Asked about the exit of his successor, François Hollande, was critical. “On the deterrent force, the credibility, it is not to say anything about what we will have to do”, declared this Thursday, October 13 on Franceinfo, the former president.

“Our doctrine is based on the fundamental interests of the nation, and they are defined very clearly”, also said Emmanuel Macron, in the same television sequence. However, precisely, the doctrine skilfully maintains the vagueness on what, precisely, these interests are.

As the American Rose Gottemoeller, one of the most eminent deterrence experts, recently reminded L’Express, “creating ambiguity in the mind of the potential aggressor is important to dissuade him from attacking ” and “if your red lines are too clear, he may be tempted to challenge them”. In fact, knowingly or not, Emmanuel Macron has made France’s position clearer – while explaining, in a contradictory way, that in terms of deterrence, “the less we talk about it” and “the more credible we are”.

The President of the Republic also specified that, concerning the said “fundamental interests”, “this is not at all what would be in question if there was, for example, a nuclear ballistic attack in Ukraine or in the region”.

This “in the region” turns out to be very ambiguous. Did Emmanuel Macron distinguish a nuclear strike on the land part of Ukraine from another, of a more preventive nature, potentially, from Moscow, in the Black Sea? The countries of the Ukraine “region”, some of which are members of both NATO – and therefore likely to benefit from American nuclear solidarity – and of the European Union (Poland, Hungary, Slovakia), could see a lack of solidarity from France.

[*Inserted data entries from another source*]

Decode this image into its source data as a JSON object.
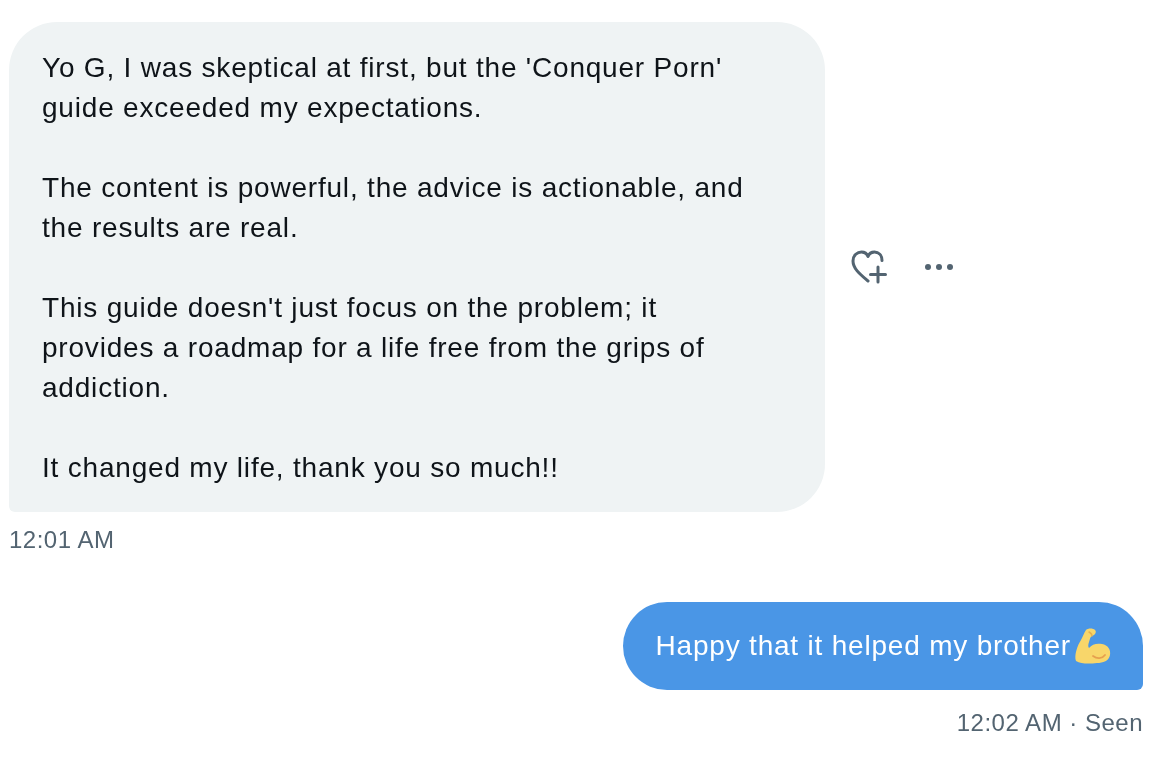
{
  "messages": [
    {
      "kind": "received",
      "paragraphs": [
        "Yo G, I was skeptical at first, but the 'Conquer Porn' guide exceeded my expectations.",
        "The content is powerful, the advice is actionable, and the results are real.",
        "This guide doesn't just focus on the problem; it provides a roadmap for a life free from the grips of addiction.",
        "It changed my life, thank you so much!!"
      ],
      "footer": "12:01 AM"
    },
    {
      "kind": "sent",
      "paragraphs": [
        "Happy that it helped my brother"
      ],
      "footer": "12:02 AM · Seen"
    }
  ]
}
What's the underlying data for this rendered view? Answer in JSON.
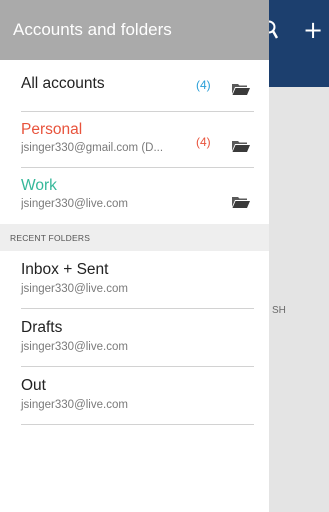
{
  "background": {
    "header_color": "#1c3f6e",
    "partial_text": "SH",
    "icons": [
      "search-icon",
      "add-icon"
    ]
  },
  "drawer": {
    "title": "Accounts and folders",
    "accounts": [
      {
        "name": "All accounts",
        "email": "",
        "count": "(4)",
        "name_color": "#222222",
        "count_color": "#2a9fd8"
      },
      {
        "name": "Personal",
        "email": "jsinger330@gmail.com (D...",
        "count": "(4)",
        "name_color": "#e8533c",
        "count_color": "#e8533c"
      },
      {
        "name": "Work",
        "email": "jsinger330@live.com",
        "count": "",
        "name_color": "#36b89a",
        "count_color": "#222222"
      }
    ],
    "recent_folders_label": "RECENT FOLDERS",
    "recent_folders": [
      {
        "name": "Inbox + Sent",
        "email": "jsinger330@live.com"
      },
      {
        "name": "Drafts",
        "email": "jsinger330@live.com"
      },
      {
        "name": "Out",
        "email": "jsinger330@live.com"
      }
    ]
  }
}
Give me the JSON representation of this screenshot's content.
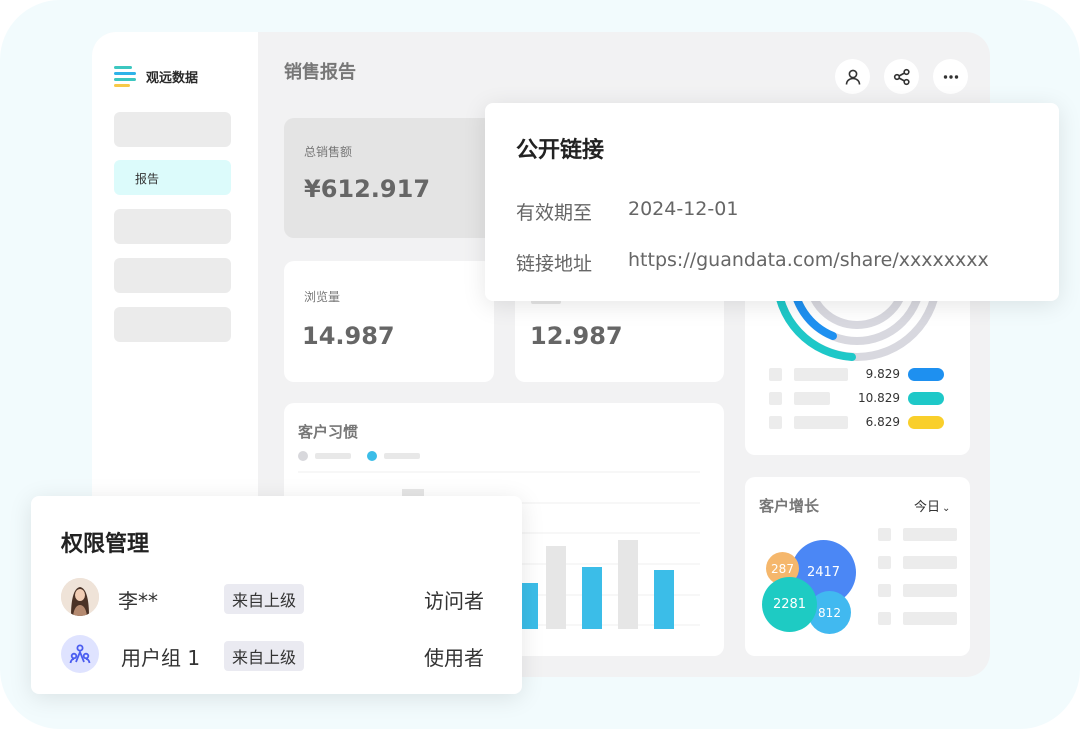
{
  "brand": {
    "name": "观远数据"
  },
  "sidebar": {
    "items": [
      {
        "label": ""
      },
      {
        "label": "报告"
      },
      {
        "label": ""
      },
      {
        "label": ""
      },
      {
        "label": ""
      }
    ]
  },
  "page": {
    "title": "销售报告"
  },
  "toolbar": {
    "icons": [
      "user-icon",
      "share-icon",
      "more-icon"
    ]
  },
  "kpis": {
    "total_sales": {
      "label": "总销售额",
      "value": "¥612.917"
    },
    "views": {
      "label": "浏览量",
      "value": "14.987"
    },
    "second": {
      "value": "12.987"
    }
  },
  "donut_legend": [
    {
      "value": "9.829",
      "color": "#1e90f0"
    },
    {
      "value": "10.829",
      "color": "#1ec8c8"
    },
    {
      "value": "6.829",
      "color": "#f9cf2b"
    }
  ],
  "habit": {
    "title": "客户习惯",
    "series_colors": [
      "#d8d8dc",
      "#3bbde8"
    ]
  },
  "growth": {
    "title": "客户增长",
    "period": "今日",
    "bubbles": [
      "287",
      "2417",
      "2281",
      "812"
    ]
  },
  "share_popup": {
    "title": "公开链接",
    "expiry_label": "有效期至",
    "expiry_value": "2024-12-01",
    "link_label": "链接地址",
    "link_value": "https://guandata.com/share/xxxxxxxx"
  },
  "perm_popup": {
    "title": "权限管理",
    "rows": [
      {
        "name": "李**",
        "tag": "来自上级",
        "role": "访问者"
      },
      {
        "name": "用户组 1",
        "tag": "来自上级",
        "role": "使用者"
      }
    ]
  },
  "colors": {
    "accent": "#3bbde8",
    "teal": "#1ec8c8",
    "blue": "#1e90f0",
    "yellow": "#f9cf2b"
  }
}
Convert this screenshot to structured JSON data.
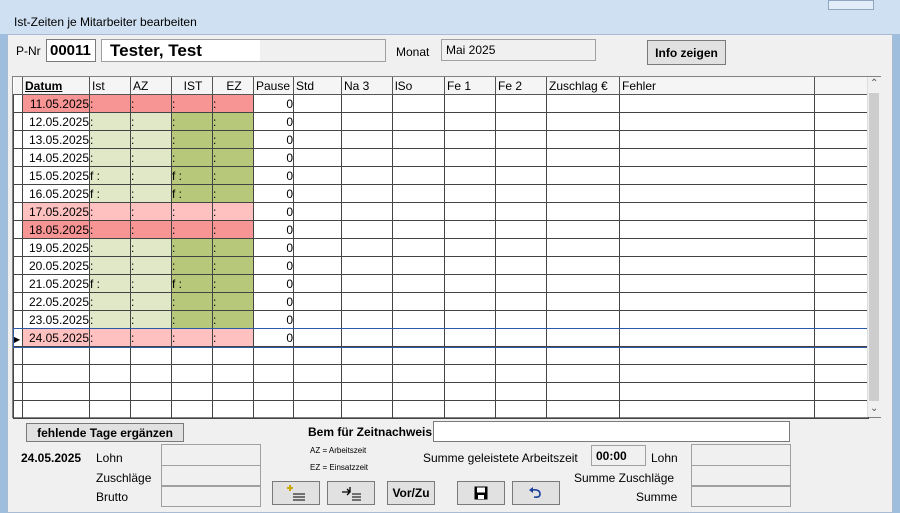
{
  "window": {
    "title": "Ist-Zeiten je Mitarbeiter bearbeiten"
  },
  "header": {
    "pnr_label": "P-Nr",
    "pnr_value": "00011",
    "name": "Tester, Test",
    "monat_label": "Monat",
    "monat_value": "Mai 2025",
    "info_button": "Info zeigen"
  },
  "grid": {
    "columns": [
      "Datum",
      "Ist",
      "AZ",
      "IST",
      "EZ",
      "Pause",
      "Std",
      "Na 3",
      "lSo",
      "Fe 1",
      "Fe 2",
      "Zuschlag €",
      "Fehler"
    ],
    "rows": [
      {
        "date": "11.05.2025",
        "ist": ":",
        "az": ":",
        "ist2": ":",
        "ez": ":",
        "pause": "0",
        "scheme": "red"
      },
      {
        "date": "12.05.2025",
        "ist": ":",
        "az": ":",
        "ist2": ":",
        "ez": ":",
        "pause": "0",
        "scheme": "green"
      },
      {
        "date": "13.05.2025",
        "ist": ":",
        "az": ":",
        "ist2": ":",
        "ez": ":",
        "pause": "0",
        "scheme": "green"
      },
      {
        "date": "14.05.2025",
        "ist": ":",
        "az": ":",
        "ist2": ":",
        "ez": ":",
        "pause": "0",
        "scheme": "green"
      },
      {
        "date": "15.05.2025",
        "ist": "f :",
        "az": ":",
        "ist2": "f :",
        "ez": ":",
        "pause": "0",
        "scheme": "green"
      },
      {
        "date": "16.05.2025",
        "ist": "f :",
        "az": ":",
        "ist2": "f :",
        "ez": ":",
        "pause": "0",
        "scheme": "green"
      },
      {
        "date": "17.05.2025",
        "ist": ":",
        "az": ":",
        "ist2": ":",
        "ez": ":",
        "pause": "0",
        "scheme": "pink"
      },
      {
        "date": "18.05.2025",
        "ist": ":",
        "az": ":",
        "ist2": ":",
        "ez": ":",
        "pause": "0",
        "scheme": "red"
      },
      {
        "date": "19.05.2025",
        "ist": ":",
        "az": ":",
        "ist2": ":",
        "ez": ":",
        "pause": "0",
        "scheme": "green"
      },
      {
        "date": "20.05.2025",
        "ist": ":",
        "az": ":",
        "ist2": ":",
        "ez": ":",
        "pause": "0",
        "scheme": "green"
      },
      {
        "date": "21.05.2025",
        "ist": "f :",
        "az": ":",
        "ist2": "f :",
        "ez": ":",
        "pause": "0",
        "scheme": "green"
      },
      {
        "date": "22.05.2025",
        "ist": ":",
        "az": ":",
        "ist2": ":",
        "ez": ":",
        "pause": "0",
        "scheme": "green"
      },
      {
        "date": "23.05.2025",
        "ist": ":",
        "az": ":",
        "ist2": ":",
        "ez": ":",
        "pause": "0",
        "scheme": "green"
      },
      {
        "date": "24.05.2025",
        "ist": ":",
        "az": ":",
        "ist2": ":",
        "ez": ":",
        "pause": "0",
        "scheme": "pink"
      }
    ],
    "empty_rows": 4
  },
  "footer": {
    "fehlende_button": "fehlende Tage ergänzen",
    "bem_label": "Bem für Zeitnachweis",
    "legend_az": "AZ = Arbeitszeit",
    "legend_ez": "EZ = Einsatzzeit",
    "date": "24.05.2025",
    "lohn_label": "Lohn",
    "zuschlaege_label": "Zuschläge",
    "brutto_label": "Brutto",
    "summe_arbeitszeit_label": "Summe geleistete Arbeitszeit",
    "summe_arbeitszeit_value": "00:00",
    "lohn_right_label": "Lohn",
    "summe_zuschlaege_label": "Summe Zuschläge",
    "summe_label": "Summe",
    "vorzu_button": "Vor/Zu"
  },
  "icons": {
    "add_row": "add-row-icon",
    "insert": "insert-row-icon",
    "save": "floppy-disk-icon",
    "undo": "undo-icon"
  },
  "colors": {
    "weekend_red": "#f79494",
    "weekend_pink": "#ffc0c0",
    "light_green": "#e0e8c8",
    "olive_green": "#b8c87a"
  }
}
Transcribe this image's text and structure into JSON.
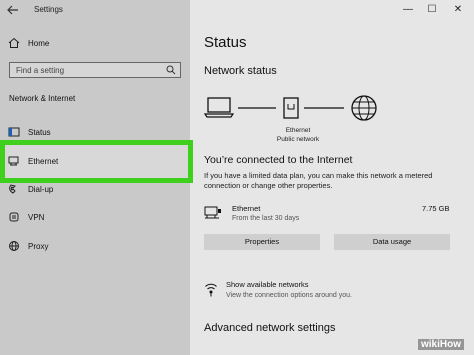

They could also interpret this as a turnaround. Because, during his speech on deterrence in 2020, Emmanuel Macron had offered his European partners “a strategic dialogue” on “the role of French nuclear deterrence” in the collective security of Europe. He also added that “the vital interests of France now have a European dimension”. Did Russia’s invasion of Ukraine change that? The comments he made on France 2 risk casting doubt.